Configuration

Config Files

aiomegfile reads configuration from a few standard locations:

  • ~/.config/megfile/megfile.conf for generic runtime environment values and alias mappings

  • ~/.aws/credentials for S3 profiles written by amf config s3

  • ~/.hdfscli.cfg for HDFS profiles written by amf config hdfs

Main Runtime File

The main config file supports the [env] and [alias] sections.

Example:

[env]
MEGFILE_MAX_WORKERS = 16
MEGFILE_READER_BLOCK_SIZE = 16MB
MEGFILE_WRITER_BLOCK_SIZE = 16MB
MEGFILE_WEBDAV_MAX_RETRY_TIMES = 6
WEBDAV_USERNAME = alice

[alias]
datasets = s3://company-datasets/
reports = file:///srv/reports/

Common Environment Variables

Variable

Meaning

MEGFILE_MAX_RETRY_TIMES

Global retry limit used when a protocol-specific retry limit is not set.

MEGFILE_MAX_WORKERS

Global concurrency limit for background async work.

MEGFILE_READER_BLOCK_SIZE

Chunk size for buffered readers.

MEGFILE_READER_MAX_BUFFER_SIZE

Maximum prefetch buffer size for readers.

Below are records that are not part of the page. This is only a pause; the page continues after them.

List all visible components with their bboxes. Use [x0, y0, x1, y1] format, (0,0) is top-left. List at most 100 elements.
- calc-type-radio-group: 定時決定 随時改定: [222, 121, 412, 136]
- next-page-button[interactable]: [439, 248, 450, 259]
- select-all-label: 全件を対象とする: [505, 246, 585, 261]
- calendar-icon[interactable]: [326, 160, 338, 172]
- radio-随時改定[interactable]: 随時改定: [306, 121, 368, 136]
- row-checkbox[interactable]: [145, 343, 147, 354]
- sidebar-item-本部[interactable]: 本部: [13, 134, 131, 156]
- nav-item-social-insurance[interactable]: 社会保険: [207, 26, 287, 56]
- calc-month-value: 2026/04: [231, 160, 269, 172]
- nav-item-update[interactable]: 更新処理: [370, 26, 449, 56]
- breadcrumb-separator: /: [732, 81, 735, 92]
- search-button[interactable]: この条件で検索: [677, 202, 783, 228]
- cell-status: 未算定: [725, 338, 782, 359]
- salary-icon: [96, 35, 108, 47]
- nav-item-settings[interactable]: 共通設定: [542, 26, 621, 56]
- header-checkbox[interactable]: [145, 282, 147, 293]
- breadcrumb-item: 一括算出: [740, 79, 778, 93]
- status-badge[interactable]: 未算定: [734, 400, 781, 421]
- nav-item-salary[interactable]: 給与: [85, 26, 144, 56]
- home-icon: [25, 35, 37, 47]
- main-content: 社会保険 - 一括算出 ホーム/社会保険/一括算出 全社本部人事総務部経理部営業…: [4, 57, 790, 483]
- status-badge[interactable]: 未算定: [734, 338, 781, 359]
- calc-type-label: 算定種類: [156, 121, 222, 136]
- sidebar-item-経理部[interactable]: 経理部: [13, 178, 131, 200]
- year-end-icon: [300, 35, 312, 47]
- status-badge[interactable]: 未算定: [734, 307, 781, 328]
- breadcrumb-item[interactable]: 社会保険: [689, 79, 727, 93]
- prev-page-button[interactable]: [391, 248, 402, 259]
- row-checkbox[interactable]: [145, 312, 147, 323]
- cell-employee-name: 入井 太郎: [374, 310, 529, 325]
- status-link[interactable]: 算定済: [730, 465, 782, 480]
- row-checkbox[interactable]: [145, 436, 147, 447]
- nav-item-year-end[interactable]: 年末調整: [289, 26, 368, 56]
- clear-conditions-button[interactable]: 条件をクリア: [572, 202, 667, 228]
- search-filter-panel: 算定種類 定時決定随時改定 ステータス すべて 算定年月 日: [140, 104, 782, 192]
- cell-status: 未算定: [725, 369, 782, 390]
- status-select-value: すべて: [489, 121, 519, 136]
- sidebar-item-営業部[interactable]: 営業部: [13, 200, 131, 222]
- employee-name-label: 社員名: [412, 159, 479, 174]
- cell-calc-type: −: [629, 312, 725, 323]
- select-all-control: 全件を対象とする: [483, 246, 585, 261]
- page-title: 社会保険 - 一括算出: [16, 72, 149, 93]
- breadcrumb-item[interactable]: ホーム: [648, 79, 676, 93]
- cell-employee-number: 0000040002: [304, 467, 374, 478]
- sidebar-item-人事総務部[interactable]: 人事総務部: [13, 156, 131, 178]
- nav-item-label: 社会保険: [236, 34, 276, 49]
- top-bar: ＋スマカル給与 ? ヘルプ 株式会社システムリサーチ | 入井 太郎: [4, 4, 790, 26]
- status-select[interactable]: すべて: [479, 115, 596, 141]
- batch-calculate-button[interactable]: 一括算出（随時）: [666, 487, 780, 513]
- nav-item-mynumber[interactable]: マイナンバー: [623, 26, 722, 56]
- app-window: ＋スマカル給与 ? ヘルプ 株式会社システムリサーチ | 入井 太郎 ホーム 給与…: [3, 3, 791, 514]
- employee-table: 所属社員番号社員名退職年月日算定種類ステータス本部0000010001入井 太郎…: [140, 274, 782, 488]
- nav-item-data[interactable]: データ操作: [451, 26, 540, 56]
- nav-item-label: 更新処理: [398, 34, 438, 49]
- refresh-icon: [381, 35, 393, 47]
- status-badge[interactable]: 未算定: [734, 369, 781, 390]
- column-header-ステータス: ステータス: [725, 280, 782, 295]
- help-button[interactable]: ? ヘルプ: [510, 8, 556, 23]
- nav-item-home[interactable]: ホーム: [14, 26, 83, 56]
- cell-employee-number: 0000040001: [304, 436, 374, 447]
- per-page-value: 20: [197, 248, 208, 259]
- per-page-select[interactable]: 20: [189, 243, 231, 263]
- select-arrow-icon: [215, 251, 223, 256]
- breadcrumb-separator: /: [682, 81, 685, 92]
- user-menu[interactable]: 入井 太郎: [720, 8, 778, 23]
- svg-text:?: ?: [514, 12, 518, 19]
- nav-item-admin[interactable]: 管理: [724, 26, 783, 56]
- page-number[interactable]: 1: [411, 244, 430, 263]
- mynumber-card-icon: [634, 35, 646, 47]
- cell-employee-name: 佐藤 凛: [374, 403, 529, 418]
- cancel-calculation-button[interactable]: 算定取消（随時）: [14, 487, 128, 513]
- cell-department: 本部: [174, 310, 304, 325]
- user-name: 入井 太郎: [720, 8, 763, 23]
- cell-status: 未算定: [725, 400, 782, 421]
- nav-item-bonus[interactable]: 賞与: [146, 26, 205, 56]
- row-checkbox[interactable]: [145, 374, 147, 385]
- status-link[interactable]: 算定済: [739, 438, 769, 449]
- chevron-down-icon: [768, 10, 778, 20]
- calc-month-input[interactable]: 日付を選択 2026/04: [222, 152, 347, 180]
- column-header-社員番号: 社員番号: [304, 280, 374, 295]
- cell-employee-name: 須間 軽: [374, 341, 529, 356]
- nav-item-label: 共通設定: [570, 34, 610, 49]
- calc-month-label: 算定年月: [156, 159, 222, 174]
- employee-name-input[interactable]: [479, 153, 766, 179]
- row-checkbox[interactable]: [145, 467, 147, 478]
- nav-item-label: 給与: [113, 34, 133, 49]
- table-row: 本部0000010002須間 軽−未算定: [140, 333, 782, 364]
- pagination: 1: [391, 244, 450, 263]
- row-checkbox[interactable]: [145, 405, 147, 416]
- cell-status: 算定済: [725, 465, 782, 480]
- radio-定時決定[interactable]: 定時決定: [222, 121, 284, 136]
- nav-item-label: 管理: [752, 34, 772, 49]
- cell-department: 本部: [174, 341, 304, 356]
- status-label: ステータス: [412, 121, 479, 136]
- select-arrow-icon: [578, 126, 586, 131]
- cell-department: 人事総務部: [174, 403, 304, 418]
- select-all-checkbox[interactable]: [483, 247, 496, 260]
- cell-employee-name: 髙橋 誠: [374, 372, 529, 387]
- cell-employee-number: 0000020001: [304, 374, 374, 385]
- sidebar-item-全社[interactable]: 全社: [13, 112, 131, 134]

MEGFILE_READER_LAZY_PREFETCH

Enables lazy prefetch behavior when supported.

MEGFILE_WRITER_BLOCK_SIZE

Chunk size for buffered writers, especially important for S3 multipart uploads.

MEGFILE_WRITER_MAX_BUFFER_SIZE

Maximum in-memory write buffer size.

MEGFILE_WRITER_BLOCK_AUTOSCALE

Enables writer block auto-scaling when no explicit writer block size is set.

MEGFILE_S3_MAX_RETRY_TIMES

Retry limit for S3 operations.

MEGFILE_HDFS_MAX_RETRY_TIMES

Retry limit for HDFS operations.

MEGFILE_HTTP_MAX_RETRY_TIMES

Retry limit for HTTP and HTTPS operations.

MEGFILE_SFTP_MAX_RETRY_TIMES

Retry limit for SFTP operations.

MEGFILE_WEBDAV_MAX_RETRY_TIMES

Retry limit for WebDAV and WebDAVS operations.

Protocol-specific Settings

Some backends read their own environment variables in addition to the generic settings above.

SFTP

  • SFTP_PORT

  • SFTP_USERNAME

  • SFTP_PASSWORD

  • SFTP_PRIVATE_KEY_PATH

  • SFTP_PRIVATE_KEY_PASSPHRASE

  • SFTP_CONNECT_TIMEOUT

  • SFTP_KEEPALIVE_INTERVAL

  • SFTP_MAX_UNAUTH_CONNECTIONS

  • MEGFILE_SFTP_HOST_KEY_POLICY

WebDAV

  • WEBDAV_USERNAME

  • WEBDAV_PASSWORD

  • WEBDAV_TOKEN

  • WEBDAV_TOKEN_COMMAND

  • WEBDAV_TIMEOUT

  • WEBDAV_INSECURE

HDFS

  • HDFS_USER

  • HDFS_URL

  • HDFS_ROOT

  • HDFS_TIMEOUT

  • HDFS_TOKEN

  • HDFS_CONFIG_PATH

Using CLI Helpers

The CLI can write the common config files for you:

amf config s3 <access_key> <secret_key> --profile-name default
amf config hdfs http://namenode:9870 --profile-name prod --user hdfs
amf config alias datasets s3://company-datasets/
amf config env MEGFILE_MAX_WORKERS=16

Alias Resolution

If you define:

[alias]
datasets = s3://company-datasets/

Then datasets://images/cat.jpg resolves to s3://company-datasets/images/cat.jpg.